Стоявшая среди других перед «Окном сатиры» высокая худощавая блондинка, явно сочувствуя Болдыревой, обратилась к ней:
— Как же вы такую глупость допустили?
— Какую это глупость? — ответила та вопросом на вопрос.
— Разве вы не читали, что там про вас написано?!
— Пусть ученые читают! Им грамота нужна.
— Что же вы думаете теперь делать? — не отступала женщина.
— Да что ты пристала ко мне, тебе-то что от меня надо?
Тонкие пальцы блондинки коснулись руки Болдыревой. Женщина сказала ей:
— Вы зря горячитесь, я вам только добра желаю, Здесь есть школа. Я там преподаю. Я хочу, чтобы вы научились грамоте. От этого вам никогда вреда не будет. Одна польза.
Болдырева не отвечала. Она упорно смотрела куда-то в одну точку. Потом сказала:
— Зачем мне в таком возрасте грамота, я и без нее проживу.
— А вы все же подумайте. Даже в таком возрасте не помешало бы вам прочесть своими глазами, что там написано о вас.
Разговор этот заставил Болдыреву задуматься, хотя она и пыталась остаться равнодушной. Но она почувствовала себя уставшей от вежливых, сочувственных слов, от разумно налаженной, размеренной жизни, в которую ее втягивали все, начиная от бригадира и кончая начальником. А теперь еще эта! Она покосилась на собеседницу. Захотелось побыть одной.
В общежитии швея Тамара, не соблюдая знаков препинания и старательно, медленно выговаривая слова, читала: «Отступил я два шага назад, винтовку снял, а она ноги мне обхватила и сапоги целует… После этого иду обратно, не оглядываюсь, в руках дрожание, ноги подгибаются, и дитё, склизкое, голое, из рук падает»…
На этом месте Тамара остановилась, следующий абзац начинался с трудного слова.
— Читай, читай. Лучше быть не может. Вот чудеса! А давно ли ты ни одной буквы не знала? — сказала вдруг Тамаре грузная женщина, туго подвязавшая поясницу грубым шерстяным платком с длинными кистями.
Хотя Болдырева и слушала очень внимательно чтение рассказа, она ничего толком в нем не поняла. Она больше думала о другом, о своем прошлом.

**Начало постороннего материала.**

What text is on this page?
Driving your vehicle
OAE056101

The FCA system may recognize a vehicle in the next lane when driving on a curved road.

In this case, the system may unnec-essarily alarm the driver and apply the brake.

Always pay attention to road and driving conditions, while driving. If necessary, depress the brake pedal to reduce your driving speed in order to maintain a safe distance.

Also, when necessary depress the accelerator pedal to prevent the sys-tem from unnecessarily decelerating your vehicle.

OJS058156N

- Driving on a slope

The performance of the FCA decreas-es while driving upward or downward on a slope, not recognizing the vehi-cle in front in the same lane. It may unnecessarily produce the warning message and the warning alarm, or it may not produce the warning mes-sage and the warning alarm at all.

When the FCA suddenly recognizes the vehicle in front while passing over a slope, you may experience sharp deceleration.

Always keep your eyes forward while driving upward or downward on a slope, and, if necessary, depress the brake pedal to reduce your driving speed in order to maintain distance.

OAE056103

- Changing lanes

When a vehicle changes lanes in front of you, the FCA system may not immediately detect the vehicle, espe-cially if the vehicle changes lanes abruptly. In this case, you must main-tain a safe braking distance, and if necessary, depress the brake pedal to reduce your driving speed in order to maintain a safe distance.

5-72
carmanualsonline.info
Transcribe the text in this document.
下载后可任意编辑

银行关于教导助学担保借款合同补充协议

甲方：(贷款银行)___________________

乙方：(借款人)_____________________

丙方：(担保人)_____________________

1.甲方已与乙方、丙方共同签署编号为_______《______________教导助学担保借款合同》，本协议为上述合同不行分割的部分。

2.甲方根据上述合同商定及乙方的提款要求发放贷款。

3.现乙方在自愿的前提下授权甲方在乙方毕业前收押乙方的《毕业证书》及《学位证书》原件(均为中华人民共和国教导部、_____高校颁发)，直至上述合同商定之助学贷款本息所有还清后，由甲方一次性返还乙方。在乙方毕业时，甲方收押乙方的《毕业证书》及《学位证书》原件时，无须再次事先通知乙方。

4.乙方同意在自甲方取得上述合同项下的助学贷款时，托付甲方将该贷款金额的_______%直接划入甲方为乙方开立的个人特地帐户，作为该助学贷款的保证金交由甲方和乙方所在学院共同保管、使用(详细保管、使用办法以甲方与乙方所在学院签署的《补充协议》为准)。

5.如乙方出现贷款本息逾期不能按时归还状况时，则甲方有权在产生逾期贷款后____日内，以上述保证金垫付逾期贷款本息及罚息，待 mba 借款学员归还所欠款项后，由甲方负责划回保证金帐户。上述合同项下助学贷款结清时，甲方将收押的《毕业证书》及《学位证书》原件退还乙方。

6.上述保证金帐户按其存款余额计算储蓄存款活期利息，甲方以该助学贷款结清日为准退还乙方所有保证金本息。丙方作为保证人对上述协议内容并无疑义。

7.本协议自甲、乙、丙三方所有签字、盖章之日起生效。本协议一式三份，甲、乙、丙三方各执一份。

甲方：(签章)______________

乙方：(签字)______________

Годами она не вспоминала о нем, а сейчас прошлое будто встало перед ее глазами. Она почему-то увидела себя четырехлетней девочкой, играющей в куклы в углу комнаты, в которую вбежала утром, когда все спали… И вдруг она обнаруживает, что в комнате кроме нее никого нет, а сестра и мать лежат на полу, зарубленные белым офицером. О том, что было потом, Болдырева не помнила.
— Да что это со мной? Что хотят они от меня? Будто всю жизнь мою всколыхнули…
— Девушки, на бригадное собрание! — раздался вдруг рядом чей-то голос.
Болдырева даже обрадовалась этим словам.
Став на место председательствующего, перед узкой высокой тумбочкой, бригадир Мария Каспарова сказала:
— Вот что, девушки. В нашу бригаду прибыла новенькая и, как видите, с первого же дня опозорила наш коллектив. Что же теперь будем делать?
Швеи молчали. Каспарова, ища поддержки, посмотрела на лейтенанта Гадимову и агитатора Ермолову, но и те молчали.
— Пускай ее начальство в другую колонию отправит, мы и без нее обойдемся, — ответил кто-то с места.
— Я уже просила. Пускай отправят. Я нигде не пропаду, — с вызовом ответила Болдырева.
На собрании сразу стало шумно.
— Нет, не так, — вмешалась Каспарова. Я вот что скажу: начальство определило ее в нашу бригаду ученицей, пусть у нас и учится. Никуда отправлять ее не будем. Людмиле самой нужно опомниться. И без того она всю свою молодость прокаталась. Пусть, наконец, подумает о себе.
— Может, разрешите раньше мне сказать пару слов? — поднялась пожилая швея Курочкина, одна из лучших работниц цеха, и, не дожидаясь ответа, продолжала: — В наше время слово «преступник» позорное клеймо для советского человека, хотя я и сама не смогла избежать этого позора. Как говорится, конь о четырех ногах и тот спотыкается. Справедливости ради нужно сказать, что встретили мы Людмилу просто нехорошо. Все мы должны помочь ей стать на ноги, освоить профессию, чтобы она могла честным трудом прокормить свою семью. Наверно, она еще и мать? Человек перед нами…
Болдырева, все время сидевшая неподвижно, вдруг вздрогнула и наклонила голову.
Гадимова и Ермолова переглянулись.
— Правильно говорит Курочкина. Помочь человеку надо, — раздались со всех сторон голоса.
Но были и другие:
— Какая она мать? Разве это женщина?
— Ей бы квартиру обчистить, профессия у нее такая. А вы тут говорите: без ремесла она…
Швеи встретили это замечание дружным смехом.